Has China Had Its Day?

Editor-NCMOne of the most discussed topics these days – in the World of Conferences everywhere – is focused on China. All those connected with the Textile & Clothing (T&C)industry, the world over, want to hear from the top most US and European buyers and their agents the answer to the biggest and most difficult question as to whether China has had its day.

China’s exports of T&C in 2012 were of the order of 250 billion US$ contributing 12.4% to the total Chinese exports. During January to June of 2013, China has already recorded an export of 127.23 billion US$ in the T&C sector. According the China Chamber of Commerce for Import and Export of Textile and Apparel (CCCT), China’s textile industry suffered a setback in the EU market for the last two consecutive years, 2011 and 2012 because of the gradual growth of textile and clothing export in Southeast and South Asia. China’s T&C market share in EU market decreased from 42.5% in 2010 to 41% in 2011, further declined to 39.9% in 2012. In Japan also there was a decline from 77.1% in 2010 to 74.9% and 73.2% in 2011 and 2012, respectively. However, export from ASEAN to EU and Japan has registered a gradual increase of 8.3% and 13.7% respectively. Bangladesh has been able to increase its T&C exports to EU and Japan by 9.4% and 1.2%, respectively.China has been clothier to the world and has dominated manufacturing for the last 20 years. But rising labour costs, changes in logistics and altered economic realities are compelling buyers to promote other places that are potentially much more cost-competitive compared to China. The average hourly labour costs in China have risen from US$0.60 in 2002 to US$1.75 in 2013. In urban areas, the labour costs have risen to as high as US$2.85. Sourcing from Bangladesh, Mauritius or Colombia, therefore, has become economically more viable. Not only China but India is also now facing similar issues with the danger of it losing market share to smaller producers, like Haiti, El Salvador and Vietnam. There is a distinct market shift towards emerging markets and domestic proximity. Colombia, alongside other Latin American destinations and several Caribbean locations, has proved to be one of the major beneficiaries of the US buyers’ initiatives to go for rapid-response manufacturing facilities as it leads to several net cost advantages. Emerging markets can be more cost effective but have road blocks in terms of political & economic uncertainties.

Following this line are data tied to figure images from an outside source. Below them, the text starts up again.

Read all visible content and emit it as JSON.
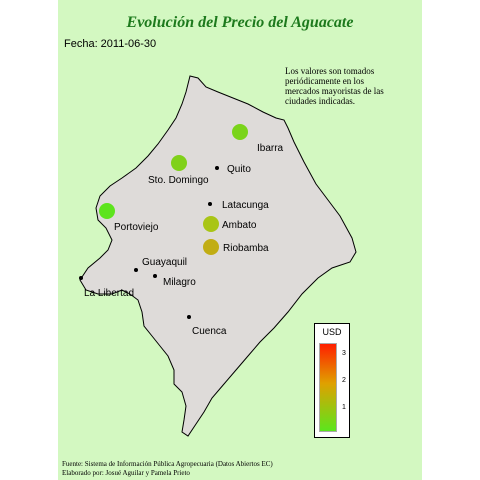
{
  "title": "Evolución del Precio del Aguacate",
  "date_label": "Fecha: 2011-06-30",
  "note": "Los valores son tomados periódicamente en los mercados mayoristas de las ciudades indicadas.",
  "footer": {
    "line1": "Fuente: Sistema de Información Pública Agropecuaria (Datos Abiertos EC)",
    "line2": "Elaborado por: Josué Aguilar y Pamela Prieto"
  },
  "colors": {
    "panel_background": "#d3f8c1",
    "map_fill": "#dedbd9",
    "title": "#1d7a1d",
    "scale_low": "#5be61d",
    "scale_high": "#ff1f00"
  },
  "legend": {
    "title": "USD",
    "ticks": [
      "3",
      "2",
      "1"
    ]
  },
  "cities": [
    {
      "name": "Ibarra",
      "price_level": "low-mid",
      "color": "#7ad41a"
    },
    {
      "name": "Quito",
      "color": null
    },
    {
      "name": "Sto. Domingo",
      "price_level": "low-mid",
      "color": "#80d11a"
    },
    {
      "name": "Latacunga",
      "color": null
    },
    {
      "name": "Ambato",
      "price_level": "mid",
      "color": "#a9c516"
    },
    {
      "name": "Portoviejo",
      "price_level": "low",
      "color": "#5de41d"
    },
    {
      "name": "Riobamba",
      "price_level": "mid-high",
      "color": "#c1ad14"
    },
    {
      "name": "Guayaquil",
      "color": null
    },
    {
      "name": "Milagro",
      "color": null
    },
    {
      "name": "La Libertad",
      "color": null
    },
    {
      "name": "Cuenca",
      "color": null
    }
  ]
}
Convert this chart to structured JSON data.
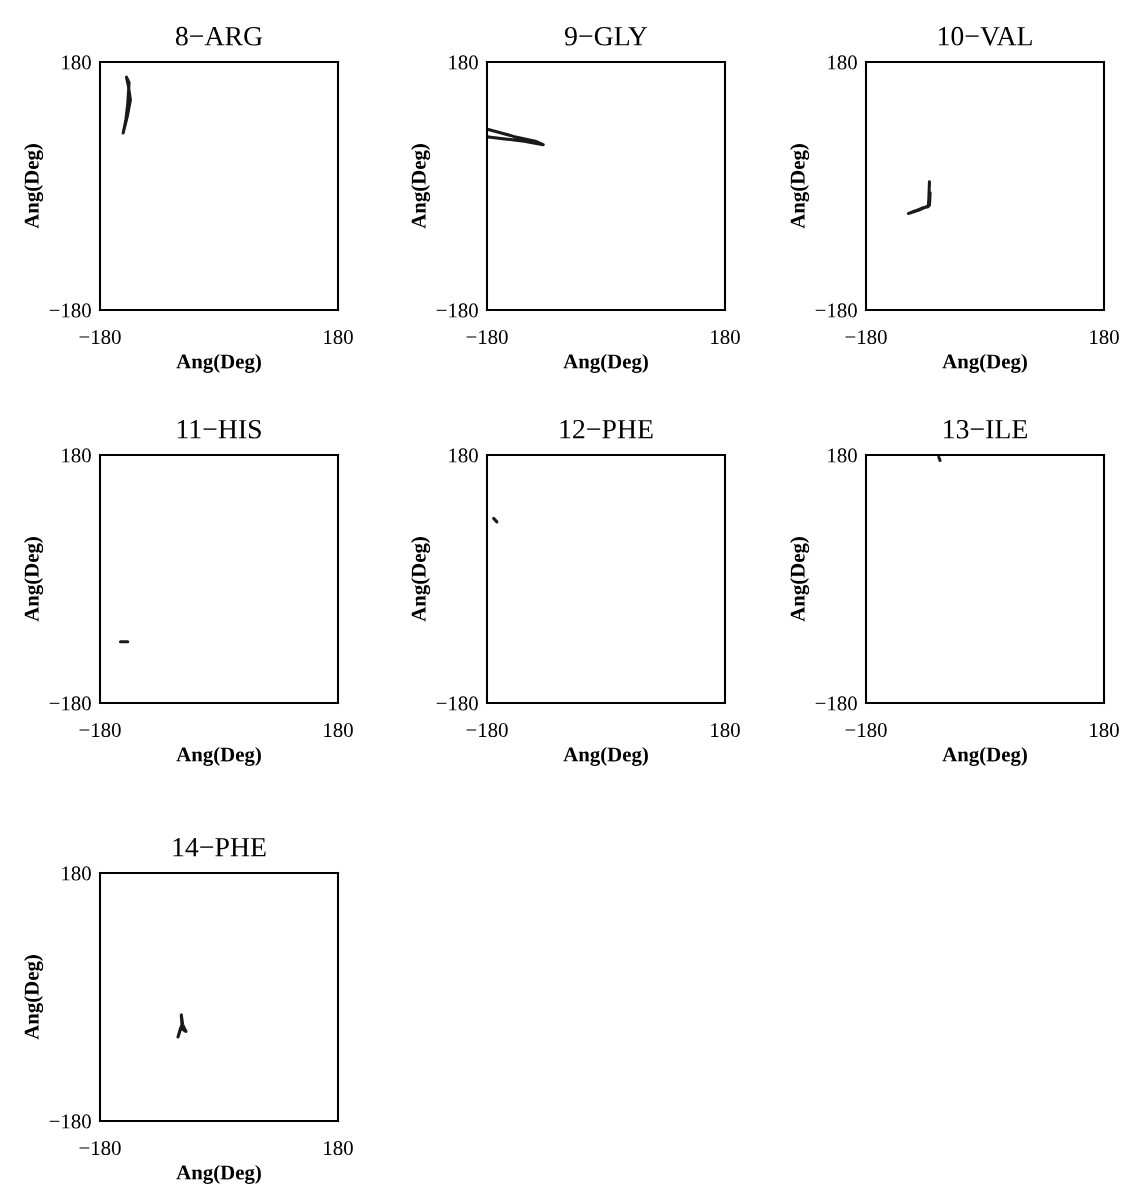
{
  "chart_data": [
    {
      "type": "line",
      "title": "8−ARG",
      "xlabel": "Ang(Deg)",
      "ylabel": "Ang(Deg)",
      "xlim": [
        -180,
        180
      ],
      "ylim": [
        -180,
        180
      ],
      "xticks": [
        -180,
        180
      ],
      "yticks": [
        -180,
        180
      ],
      "line_style": "solid",
      "series": [
        {
          "color": "#1a1a1a",
          "x": [
            -139,
            -136,
            -138,
            -141,
            -145,
            -139,
            -134,
            -137,
            -140
          ],
          "values": [
            156,
            150,
            120,
            95,
            77,
            100,
            125,
            145,
            158
          ]
        }
      ]
    },
    {
      "type": "line",
      "title": "9−GLY",
      "xlabel": "Ang(Deg)",
      "ylabel": "Ang(Deg)",
      "xlim": [
        -180,
        180
      ],
      "ylim": [
        -180,
        180
      ],
      "xticks": [
        -180,
        180
      ],
      "yticks": [
        -180,
        180
      ],
      "line_style": "solid",
      "series": [
        {
          "color": "#1a1a1a",
          "x": [
            -178,
            -140,
            -107,
            -95,
            -130,
            -178,
            -150,
            -100
          ],
          "values": [
            82,
            72,
            65,
            60,
            66,
            71,
            68,
            62
          ]
        }
      ]
    },
    {
      "type": "line",
      "title": "10−VAL",
      "xlabel": "Ang(Deg)",
      "ylabel": "Ang(Deg)",
      "xlim": [
        -180,
        180
      ],
      "ylim": [
        -180,
        180
      ],
      "xticks": [
        -180,
        180
      ],
      "yticks": [
        -180,
        180
      ],
      "line_style": "solid",
      "series": [
        {
          "color": "#1a1a1a",
          "x": [
            -84,
            -85,
            -86,
            -95,
            -105,
            -116,
            -100,
            -84,
            -83
          ],
          "values": [
            6,
            -20,
            -30,
            -32,
            -36,
            -40,
            -35,
            -28,
            -10
          ]
        }
      ]
    },
    {
      "type": "line",
      "title": "11−HIS",
      "xlabel": "Ang(Deg)",
      "ylabel": "Ang(Deg)",
      "xlim": [
        -180,
        180
      ],
      "ylim": [
        -180,
        180
      ],
      "xticks": [
        -180,
        180
      ],
      "yticks": [
        -180,
        180
      ],
      "line_style": "solid",
      "series": [
        {
          "color": "#1a1a1a",
          "x": [
            -149,
            -138
          ],
          "values": [
            -91,
            -91
          ]
        }
      ]
    },
    {
      "type": "line",
      "title": "12−PHE",
      "xlabel": "Ang(Deg)",
      "ylabel": "Ang(Deg)",
      "xlim": [
        -180,
        180
      ],
      "ylim": [
        -180,
        180
      ],
      "xticks": [
        -180,
        180
      ],
      "yticks": [
        -180,
        180
      ],
      "line_style": "solid",
      "series": [
        {
          "color": "#1a1a1a",
          "x": [
            -170,
            -165
          ],
          "values": [
            88,
            83
          ]
        }
      ]
    },
    {
      "type": "line",
      "title": "13−ILE",
      "xlabel": "Ang(Deg)",
      "ylabel": "Ang(Deg)",
      "xlim": [
        -180,
        180
      ],
      "ylim": [
        -180,
        180
      ],
      "xticks": [
        -180,
        180
      ],
      "yticks": [
        -180,
        180
      ],
      "line_style": "solid",
      "series": [
        {
          "color": "#1a1a1a",
          "x": [
            -70,
            -68
          ],
          "values": [
            177,
            172
          ]
        }
      ]
    },
    {
      "type": "line",
      "title": "14−PHE",
      "xlabel": "Ang(Deg)",
      "ylabel": "Ang(Deg)",
      "xlim": [
        -180,
        180
      ],
      "ylim": [
        -180,
        180
      ],
      "xticks": [
        -180,
        180
      ],
      "yticks": [
        -180,
        180
      ],
      "line_style": "solid",
      "series": [
        {
          "color": "#1a1a1a",
          "x": [
            -57,
            -55,
            -50,
            -58,
            -62,
            -56,
            -57
          ],
          "values": [
            -26,
            -40,
            -50,
            -45,
            -58,
            -40,
            -28
          ]
        }
      ]
    }
  ]
}
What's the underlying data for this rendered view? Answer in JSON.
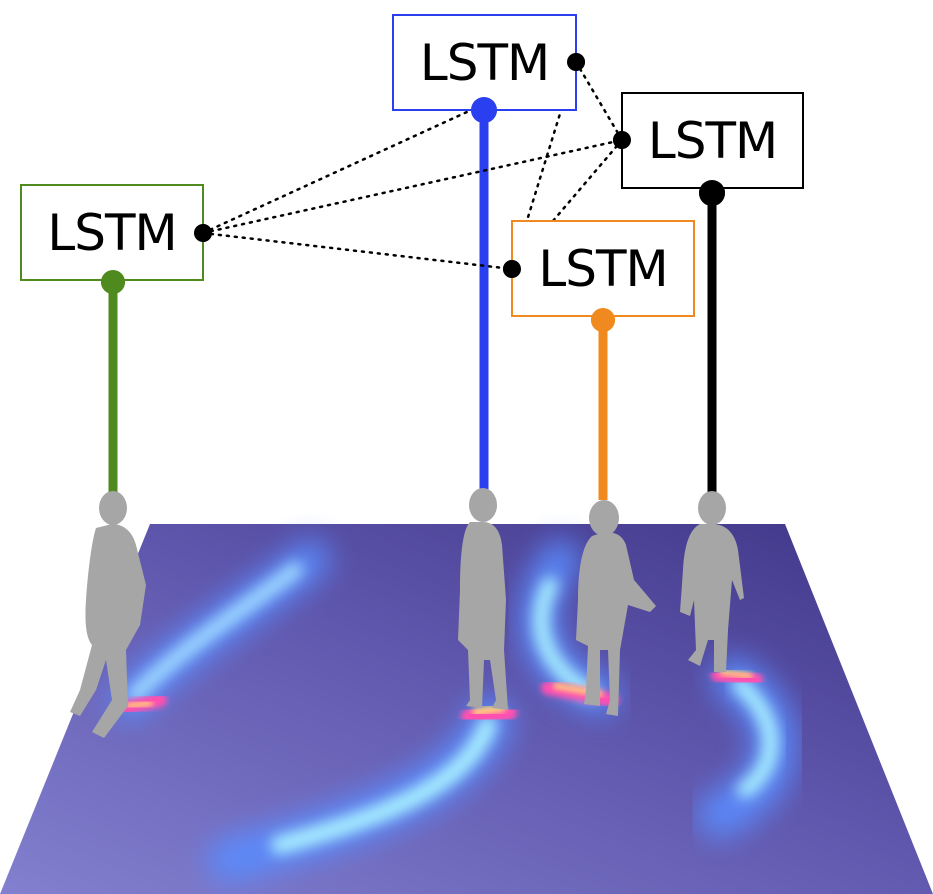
{
  "diagram": {
    "colors": {
      "green": "#4f8a1e",
      "blue": "#2a40f0",
      "orange": "#f08a1e",
      "black": "#000000",
      "floor_dark": "#4a4090",
      "floor_light": "#7f7ec8",
      "silhouette": "#a6a6a6"
    },
    "lstm_units": [
      {
        "id": "green",
        "label": "LSTM",
        "color": "#4f8a1e"
      },
      {
        "id": "blue",
        "label": "LSTM",
        "color": "#2a40f0"
      },
      {
        "id": "black",
        "label": "LSTM",
        "color": "#000000"
      },
      {
        "id": "orange",
        "label": "LSTM",
        "color": "#f08a1e"
      }
    ],
    "pooling_links": [
      [
        "green",
        "blue"
      ],
      [
        "green",
        "black"
      ],
      [
        "green",
        "orange"
      ],
      [
        "blue",
        "black"
      ],
      [
        "blue",
        "orange"
      ],
      [
        "black",
        "orange"
      ]
    ],
    "pedestrians": [
      "green",
      "blue",
      "orange",
      "black"
    ]
  }
}
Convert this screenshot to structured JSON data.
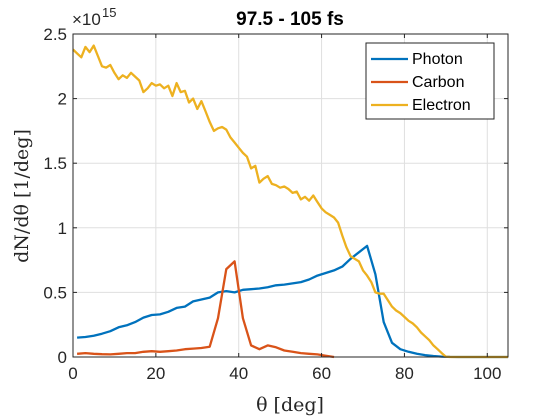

Due to the challenges being faced by T&C industry, China now wants to focus on the domestic consumption and brand building. They want to reduce the share of apparel (rom 51 to 48%) and increase industrial textiles’ share from 20 to 25% by 2015. The industry aims to build 5 to 10 T&A brands having global influences and 100 T&A brands with high recognition in the global marketplace so that branded products account for at least 50% of total T&A exports. In order to achieve this they have realised the need for building a “greener” industry. The targets to be achieved by 2015 are: reduce energy consumption by 67.2%, water consumption by 83.2% and emission of pollutant per GDP output by 41%. China aims to give a big boost to recycling so as to be able to use 100% recycled textile fibers by 2015.

But all this will involve a major transition in the industry. In the process, a significant number of existing players may not even survive because their existence so far has been due to the abuse of cheap labour and the environmental issues besides liberal availability of bank finance. Apparently, it may be safely assumed that China has had its day – the day of comfort. What we are going to witness ahead is the day for China which could be perhaps a tough, rough and not so pleasant.